25 Jahre Tamagotchi: Warum die nervigen Geräte ihrer Zeit voraus waren
Sie sind bunt, sie müssen beim Spielen regelmäßig gefüttert werden – und auch beschäftigt, damit sie sich weiterentwickeln. „Klar, Tamagotchi!“, dürfte gleich jeder sagen, der die 90er Jahre miterlebte. Doch sie müssen nicht unbedingt recht haben: Die Beschreibung trifft genauso auch auf die frische App „Peridot“ zu, die gerade die Macher von „Pokémon Go“ herausbringen. Nur dass die virtuellen Kreaturen nicht in einem kleinen Plastik-Ei, sondern auf dem Smartphone-Display leben. Die Grundidee aber, dass zum Spiel das Erfüllen von Aufgaben und ein ordentliches Maß an Disziplin gehören, ist gleich.
Es ist 25 Jahre her, dass die Tamagotchis nach Deutschland kamen, rund sechs Monate nach der Markteinführung in der japanischen Heimat.

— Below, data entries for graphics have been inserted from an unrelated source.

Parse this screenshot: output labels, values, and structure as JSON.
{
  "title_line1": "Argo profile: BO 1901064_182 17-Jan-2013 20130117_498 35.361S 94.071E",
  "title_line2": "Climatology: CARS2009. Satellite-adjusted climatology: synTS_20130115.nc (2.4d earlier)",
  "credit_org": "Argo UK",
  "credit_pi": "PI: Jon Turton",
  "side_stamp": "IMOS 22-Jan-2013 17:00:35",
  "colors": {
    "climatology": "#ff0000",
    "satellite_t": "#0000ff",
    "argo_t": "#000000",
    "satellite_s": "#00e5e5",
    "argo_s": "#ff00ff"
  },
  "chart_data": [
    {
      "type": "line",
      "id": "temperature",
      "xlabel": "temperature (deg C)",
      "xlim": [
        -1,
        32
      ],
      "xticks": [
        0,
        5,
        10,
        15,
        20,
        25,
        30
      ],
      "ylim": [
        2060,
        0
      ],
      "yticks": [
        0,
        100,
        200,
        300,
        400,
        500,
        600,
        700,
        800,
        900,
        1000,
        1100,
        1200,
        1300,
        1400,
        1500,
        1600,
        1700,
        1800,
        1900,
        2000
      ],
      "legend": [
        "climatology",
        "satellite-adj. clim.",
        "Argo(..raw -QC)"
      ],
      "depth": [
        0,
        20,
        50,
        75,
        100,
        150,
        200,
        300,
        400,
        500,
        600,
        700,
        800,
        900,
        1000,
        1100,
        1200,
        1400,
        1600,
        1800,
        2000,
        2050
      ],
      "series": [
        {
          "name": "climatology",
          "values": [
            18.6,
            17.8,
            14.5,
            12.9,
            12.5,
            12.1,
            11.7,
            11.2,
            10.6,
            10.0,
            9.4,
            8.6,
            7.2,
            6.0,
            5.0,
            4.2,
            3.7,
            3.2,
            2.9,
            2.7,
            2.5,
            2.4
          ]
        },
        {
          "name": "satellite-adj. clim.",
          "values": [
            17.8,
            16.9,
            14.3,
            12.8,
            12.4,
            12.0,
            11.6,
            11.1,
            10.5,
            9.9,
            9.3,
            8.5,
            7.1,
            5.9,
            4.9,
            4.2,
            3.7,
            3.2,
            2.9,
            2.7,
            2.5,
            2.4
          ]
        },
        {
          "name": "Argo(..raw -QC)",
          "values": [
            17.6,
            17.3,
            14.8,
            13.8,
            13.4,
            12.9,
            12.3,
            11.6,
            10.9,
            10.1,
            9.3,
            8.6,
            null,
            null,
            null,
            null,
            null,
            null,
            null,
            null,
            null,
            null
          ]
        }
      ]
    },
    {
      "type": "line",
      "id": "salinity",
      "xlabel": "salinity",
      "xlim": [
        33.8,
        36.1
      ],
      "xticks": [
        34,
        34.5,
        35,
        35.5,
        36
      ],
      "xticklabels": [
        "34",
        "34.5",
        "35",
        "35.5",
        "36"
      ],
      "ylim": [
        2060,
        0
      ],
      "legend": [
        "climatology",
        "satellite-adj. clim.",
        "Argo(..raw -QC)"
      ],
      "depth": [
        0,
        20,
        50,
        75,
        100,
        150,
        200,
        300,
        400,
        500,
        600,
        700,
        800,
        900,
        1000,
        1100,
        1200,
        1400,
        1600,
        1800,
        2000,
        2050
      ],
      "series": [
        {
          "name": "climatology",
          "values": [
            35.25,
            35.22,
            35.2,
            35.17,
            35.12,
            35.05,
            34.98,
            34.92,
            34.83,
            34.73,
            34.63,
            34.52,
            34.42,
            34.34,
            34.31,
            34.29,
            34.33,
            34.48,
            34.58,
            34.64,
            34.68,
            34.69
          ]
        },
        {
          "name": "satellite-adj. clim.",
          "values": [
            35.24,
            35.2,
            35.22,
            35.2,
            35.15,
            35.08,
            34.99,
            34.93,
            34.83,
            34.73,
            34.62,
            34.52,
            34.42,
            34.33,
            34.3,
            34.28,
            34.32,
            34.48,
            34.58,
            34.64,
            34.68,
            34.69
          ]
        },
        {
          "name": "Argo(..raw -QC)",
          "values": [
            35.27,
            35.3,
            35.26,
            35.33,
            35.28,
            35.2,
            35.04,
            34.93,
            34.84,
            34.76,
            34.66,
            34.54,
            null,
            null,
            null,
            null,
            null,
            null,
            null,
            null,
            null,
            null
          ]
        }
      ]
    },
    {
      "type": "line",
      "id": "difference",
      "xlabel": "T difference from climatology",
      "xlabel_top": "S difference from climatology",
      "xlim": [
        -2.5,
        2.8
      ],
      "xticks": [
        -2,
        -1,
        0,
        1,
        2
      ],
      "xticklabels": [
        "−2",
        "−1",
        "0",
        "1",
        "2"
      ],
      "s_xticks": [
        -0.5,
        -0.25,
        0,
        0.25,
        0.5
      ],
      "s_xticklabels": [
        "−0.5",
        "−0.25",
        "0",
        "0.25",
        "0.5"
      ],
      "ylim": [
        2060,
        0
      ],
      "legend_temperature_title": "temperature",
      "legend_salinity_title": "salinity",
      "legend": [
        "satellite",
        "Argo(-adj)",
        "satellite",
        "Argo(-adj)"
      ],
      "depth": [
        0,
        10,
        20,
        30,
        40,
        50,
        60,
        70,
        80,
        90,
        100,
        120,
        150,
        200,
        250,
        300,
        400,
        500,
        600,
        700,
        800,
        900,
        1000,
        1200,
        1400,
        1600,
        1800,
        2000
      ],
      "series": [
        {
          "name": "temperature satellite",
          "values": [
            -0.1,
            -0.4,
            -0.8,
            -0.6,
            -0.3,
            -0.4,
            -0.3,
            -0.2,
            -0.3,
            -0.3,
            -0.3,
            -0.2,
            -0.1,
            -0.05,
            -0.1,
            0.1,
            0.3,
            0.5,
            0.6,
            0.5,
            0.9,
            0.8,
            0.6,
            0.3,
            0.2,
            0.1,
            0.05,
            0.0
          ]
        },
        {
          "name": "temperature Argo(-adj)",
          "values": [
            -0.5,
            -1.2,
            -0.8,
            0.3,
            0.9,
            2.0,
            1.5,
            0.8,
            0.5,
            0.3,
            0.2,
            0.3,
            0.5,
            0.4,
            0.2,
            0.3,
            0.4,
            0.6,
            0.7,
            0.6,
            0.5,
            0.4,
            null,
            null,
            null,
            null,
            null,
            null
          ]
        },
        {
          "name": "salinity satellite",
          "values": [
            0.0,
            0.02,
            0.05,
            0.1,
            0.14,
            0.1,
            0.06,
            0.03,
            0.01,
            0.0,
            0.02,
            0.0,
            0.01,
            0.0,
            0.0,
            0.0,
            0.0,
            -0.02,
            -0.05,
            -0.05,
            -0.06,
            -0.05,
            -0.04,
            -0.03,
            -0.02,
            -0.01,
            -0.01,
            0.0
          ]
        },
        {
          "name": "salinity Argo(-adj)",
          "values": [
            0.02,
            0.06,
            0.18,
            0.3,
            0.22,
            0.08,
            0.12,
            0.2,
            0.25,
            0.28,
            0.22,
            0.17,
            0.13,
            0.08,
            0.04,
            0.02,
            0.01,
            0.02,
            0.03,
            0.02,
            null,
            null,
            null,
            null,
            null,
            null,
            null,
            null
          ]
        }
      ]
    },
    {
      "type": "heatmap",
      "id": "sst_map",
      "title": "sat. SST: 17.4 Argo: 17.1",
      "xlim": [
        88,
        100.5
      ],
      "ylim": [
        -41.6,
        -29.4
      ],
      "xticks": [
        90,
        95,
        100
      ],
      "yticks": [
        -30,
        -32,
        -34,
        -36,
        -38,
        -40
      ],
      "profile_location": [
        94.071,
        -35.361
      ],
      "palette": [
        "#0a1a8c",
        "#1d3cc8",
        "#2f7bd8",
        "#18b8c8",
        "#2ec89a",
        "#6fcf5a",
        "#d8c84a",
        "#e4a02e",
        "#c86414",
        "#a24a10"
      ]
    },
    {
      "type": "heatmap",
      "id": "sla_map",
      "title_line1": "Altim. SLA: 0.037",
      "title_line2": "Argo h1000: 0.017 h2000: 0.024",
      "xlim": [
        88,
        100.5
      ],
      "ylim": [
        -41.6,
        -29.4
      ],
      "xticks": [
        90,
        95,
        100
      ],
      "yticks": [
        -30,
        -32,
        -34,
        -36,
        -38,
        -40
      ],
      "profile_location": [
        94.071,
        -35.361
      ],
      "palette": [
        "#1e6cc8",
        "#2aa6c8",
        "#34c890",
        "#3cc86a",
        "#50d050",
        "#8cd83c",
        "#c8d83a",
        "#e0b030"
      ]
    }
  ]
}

Der Name erklärt sich einfach: „Tamago“ ist japanisch für „Ei“. Die Idee zu dem Spielzeug hatte bei der Spielefirma Bandai die damals 30-jährige Angestellte Aki Maita. Viele Kinder wünschen sich ein Haustier, doch in der Enge und Hektik des japanischen Alltags ist das in der Wirklichkeit kaum vorstellbar. Maita wollte Kindern also eine Möglichkeit geben, den Alltag mit einem Haustier zu erleben – aber eben unverbindlicher und ohne Kosten für Tierarzt oder Futter.
Sie dachte sich deswegen einen Ersatz aus: winzige Alien-Kreaturen in einem Plastikgehäuse. Damit sie sich entwickeln konnten, musste der Besitzer sie pflegen. Das Display zeigte an, ob ein Tamagotchi zum Beispiel hungrig ist – dann musste man es füttern. Ein Spiel mit dem kleinen Gefährten zu spielen, machte es glücklich. Gelegentlich mussten auch Hinterlassenschaften „weggeräumt“ werden – mit anderen Worten, es war in etwa so, wie ein echtes Haustier zu haben. Kümmerte man sich nicht gut genug darum, wurde ein Tamagotchi „krank“ und ging schließlich aus.
Erfolg für Bandai: Wie Tamagotchis die Welt eroberten
Bandai, eine der führenden japanischen Spielzeugfirmen, die unter anderem mit Modellautos und Action-Figuren groß geworden war, konnte voll seine Vertriebskanäle ausspielen. Und wenige Monate nach dem Japan-Start im November 1996 waren die Tamagotchis in über zwei Dutzend Ländern auf dem Markt und wurden zu einem Kult-Spielzeug der 90er Jahre.
Historisch gesehen waren die Tamagotchis sogar mehr als das. Lange vor künstlicher Intelligenz und Sprachassistenten im Alltag, zehn Jahre vor dem ersten iPhone, das die Tür für die heutige App-Vielfalt aufstieß, schufen sie mit einfacher Technik einen kulturellen Meilenstein: eine Beziehung zwischen Mensch und Maschine. In Großbritannien machte ein Haustier-Friedhof Platz für verstorbene Tamagotchi. Im Essay mit dem Titel „Liebe in Zeiten von Tamagotchi“ sah Autor Dominic Pettman die kleinen Geräte für viele als Einstieg in virtuelle Beziehungen.
Dabei gab es auch einigen Ärger. So konnten Modelle der ersten Generationen so schnell „sterben“, dass Kinder sie zum Teil auch zur Schule mitnahmen. Die Lehrer sahen das als Ablenkung und die Geräte wurden in einigen Schulen zum Beispiel in den USA verboten.
Trotz Versuchen, mit der Zeit zu gehen und die Tamagotchis zum Beispiel untereinander kommunizieren zu lassen, gerieten sie im vergangenen Jahrzehnt schließlich auf das Abstellgleis der Technik-Geschichte. Heute buhlen eher Apps um die Aufmerksamkeit der Nutzer. Dabei sind sie oft nachsichtiger als einst Bandai: Niantics Peridots etwa können auch bei schlechter Pflege nicht daran sterben.
Ganz verschwunden sind allerdings auch die Tamagotchis nicht: Aus Anlass des 25. Geburtstags der Tamagotchis brachte Bandai die Tamagotchi Smart heraus. In Anlehnung an eine Smart Watch trägt man sie jetzt am Handgelenk und kommuniziert per Touchscreen und Sprach-Eingabe. Die Figuren auf dem Display vermitteln jedoch einen Hauch von Nostalgie.